No association of goal-directed and habitual control with alcohol consumption in young adults
(2017)
Alcohol dependence is a mental disorder that has been associated with an imbalance in behavioral control favoring model-free habitual over model-based goal-directed strategies. It is as yet unknown, however, whether such an imbalance reflects a predisposing vulnerability or results as a consequence of repeated and/or excessive alcohol exposure.
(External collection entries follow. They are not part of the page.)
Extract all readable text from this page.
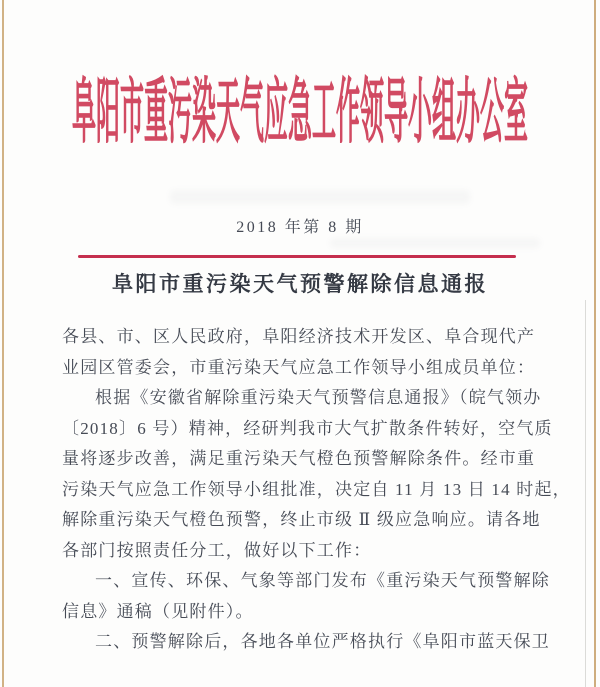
阜阳市重污染天气应急工作领导小组办公室
2018 年第 8 期
阜阳市重污染天气预警解除信息通报
各县、市、区人民政府，阜阳经济技术开发区、阜合现代产
业园区管委会，市重污染天气应急工作领导小组成员单位：
根据《安徽省解除重污染天气预警信息通报》（皖气领办
〔2018〕6 号）精神，经研判我市大气扩散条件转好，空气质
量将逐步改善，满足重污染天气橙色预警解除条件。经市重
污染天气应急工作领导小组批准，决定自 11 月 13 日 14 时起，
解除重污染天气橙色预警，终止市级 Ⅱ 级应急响应。请各地
各部门按照责任分工，做好以下工作：
一、宣传、环保、气象等部门发布《重污染天气预警解除
信息》通稿（见附件）。
二、预警解除后，各地各单位严格执行《阜阳市蓝天保卫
We, therefore, examined the association of alcohol consumption with model-based goal-directed and model-free habitual control in 188 18-year-old social drinkers in a two-step sequential decision-making task while undergoing functional magnetic resonance imaging before prolonged alcohol misuse could have led to severe neurobiological adaptations. Behaviorally, participants showed a mixture of model-free and model-based decision-making as observed previously. Measures of impulsivity were positively related to alcohol consumption. In contrast, neither model-free nor model-based decision weights nor the trade-off between them were associated with alcohol consumption. There were also no significant associations between alcohol consumption and neural correlates of model-free or model-based decision quantities in either ventral striatum or ventromedial prefrontal cortex. Exploratory whole-brain functional magnetic resonance imaging analyses with a lenient threshold revealed early onset of drinking to be associated with an enhanced representation of model-free reward prediction errors in the posterior putamen. These results suggest that an imbalance between model-based goal-directed and model-free habitual control might rather not be a trait marker of alcohol intake per se.